Even this was still better than theocratic feudalism under an absolute monarchy. The founding principles of the republic may not have led immediately to a happy democracy, but at least modern France is far more democratic than - for example - the United Kingdom. The UK still doesn't have any sort of true constitution to guarantee rights to citizens. The French would almost certainly suffer under the same "no rights, just privileges" constitutional-monarchy bullsoykaf that the British currently suffer under, if the revolution had failed and Louis Capet had clung to power.

If it weren't for his "genocide the catholics" thing, I'd put Cromwell in the same personal-hero category as Robespierre. Cromwell had some damn good ideas. If he'd limited his killing to artistocrats and clergymen, I'd be happy to raise a glass in his honour on Victoria Day.

 No.100

>>99
>Even this was still better than theocratic feudalism under an absolute monarchy.
pretty sure the Bourbons were a much slower meat grinder. If casualties per annum is a positive measurement of worse/better, then all right; other than that, you've just stated that something is "better". You have every right to find something better or worse, but you've provided no objective, or even subjective, measure of "better" along with this claim.

>but at least modern France is far more democratic than - for example - the United Kingdom.

How so?
And, if so, it results in what, exactly?
How are things being more or less "democratic" of any concern to the people? Do you disagree that democracy is simply another myth legitimizing the government? Do you believe that being forced into the military by an elected leader is somehow better than being forced by an unelected leader?
That might be an entirely different discussion that you do not wish to take part in in this context, but you seem to be operating on an assumption that there is some sort of consensus that things being democratic is a value in and of itself. I see no value in being coerced in the name of collective over being coerced in the name of the individual. Actually, to me, the collective historically seems even more merciless, blood-thirsty and trigger-happy due to its impunity in lack of personal responsibility, but that is hard to assess one way or the other, so I will leave that as an unbacked, personal opinion.

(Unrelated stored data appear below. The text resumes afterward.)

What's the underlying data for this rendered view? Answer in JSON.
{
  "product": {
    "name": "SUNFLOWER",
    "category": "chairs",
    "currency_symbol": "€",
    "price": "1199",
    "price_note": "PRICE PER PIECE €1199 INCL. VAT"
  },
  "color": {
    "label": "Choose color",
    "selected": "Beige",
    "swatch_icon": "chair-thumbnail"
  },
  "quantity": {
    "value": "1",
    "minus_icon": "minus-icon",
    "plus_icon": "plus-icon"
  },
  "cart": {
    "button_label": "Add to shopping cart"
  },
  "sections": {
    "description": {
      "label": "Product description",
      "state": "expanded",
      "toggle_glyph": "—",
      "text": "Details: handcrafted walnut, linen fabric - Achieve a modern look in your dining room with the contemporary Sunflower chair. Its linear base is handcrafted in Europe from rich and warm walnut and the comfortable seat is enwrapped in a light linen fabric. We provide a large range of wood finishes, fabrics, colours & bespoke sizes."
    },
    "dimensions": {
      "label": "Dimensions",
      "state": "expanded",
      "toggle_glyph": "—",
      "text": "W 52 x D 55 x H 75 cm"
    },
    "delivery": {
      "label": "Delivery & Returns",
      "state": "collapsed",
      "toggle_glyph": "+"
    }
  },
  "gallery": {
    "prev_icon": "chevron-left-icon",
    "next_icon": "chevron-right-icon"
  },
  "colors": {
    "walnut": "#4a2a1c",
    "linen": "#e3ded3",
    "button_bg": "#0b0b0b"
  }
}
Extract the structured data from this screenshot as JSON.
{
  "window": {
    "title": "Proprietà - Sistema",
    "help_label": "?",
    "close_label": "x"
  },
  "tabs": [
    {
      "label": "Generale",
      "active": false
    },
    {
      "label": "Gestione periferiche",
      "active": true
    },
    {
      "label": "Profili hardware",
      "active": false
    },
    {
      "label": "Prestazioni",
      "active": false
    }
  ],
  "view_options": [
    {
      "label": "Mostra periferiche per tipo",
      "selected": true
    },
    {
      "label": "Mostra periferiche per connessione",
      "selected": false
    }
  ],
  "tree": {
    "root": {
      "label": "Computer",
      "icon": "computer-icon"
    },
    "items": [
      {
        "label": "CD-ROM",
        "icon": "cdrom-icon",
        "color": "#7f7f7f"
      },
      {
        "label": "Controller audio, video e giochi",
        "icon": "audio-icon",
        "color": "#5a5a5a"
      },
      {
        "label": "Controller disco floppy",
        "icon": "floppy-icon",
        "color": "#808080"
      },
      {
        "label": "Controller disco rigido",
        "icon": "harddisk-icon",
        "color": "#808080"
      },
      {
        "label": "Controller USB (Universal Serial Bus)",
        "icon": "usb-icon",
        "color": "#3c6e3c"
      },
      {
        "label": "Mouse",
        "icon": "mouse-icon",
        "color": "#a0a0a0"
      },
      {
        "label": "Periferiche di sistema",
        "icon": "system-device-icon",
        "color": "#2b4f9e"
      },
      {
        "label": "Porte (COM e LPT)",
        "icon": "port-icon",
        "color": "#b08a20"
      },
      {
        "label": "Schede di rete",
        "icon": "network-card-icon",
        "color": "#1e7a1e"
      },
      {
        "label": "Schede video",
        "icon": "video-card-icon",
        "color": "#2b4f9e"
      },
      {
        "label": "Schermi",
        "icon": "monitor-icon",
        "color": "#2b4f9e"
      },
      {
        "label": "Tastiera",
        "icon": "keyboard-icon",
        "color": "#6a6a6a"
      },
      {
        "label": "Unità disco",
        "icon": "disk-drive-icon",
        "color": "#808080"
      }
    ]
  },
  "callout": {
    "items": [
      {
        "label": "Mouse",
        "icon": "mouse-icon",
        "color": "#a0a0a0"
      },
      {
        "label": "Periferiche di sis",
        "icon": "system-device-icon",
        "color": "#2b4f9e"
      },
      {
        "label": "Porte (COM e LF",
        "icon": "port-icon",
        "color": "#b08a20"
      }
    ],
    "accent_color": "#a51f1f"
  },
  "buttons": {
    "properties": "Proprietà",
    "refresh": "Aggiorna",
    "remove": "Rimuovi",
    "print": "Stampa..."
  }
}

>The UK still doesn't have any sort of true constitution to guarantee rights to citizens

which results in what, exactly?
I know that the difference between that and what we're doing is only in degrees, but isn't attributing the state of modern France and Britain, which is arguably any different, directly to the existence of a monarchy in deep atrophy, or lack thereof, a bit of a stretch?
How does Sweden or the Netherlands compare to France?

 No.125

File: 1494611627234.jpg (3.93 MB, 3072x2304, archdiocese of Rouen.jpg)

Occasional reminder that Catholic Kingdom France was best France.

Nothing else will ever compare to the big blue blob.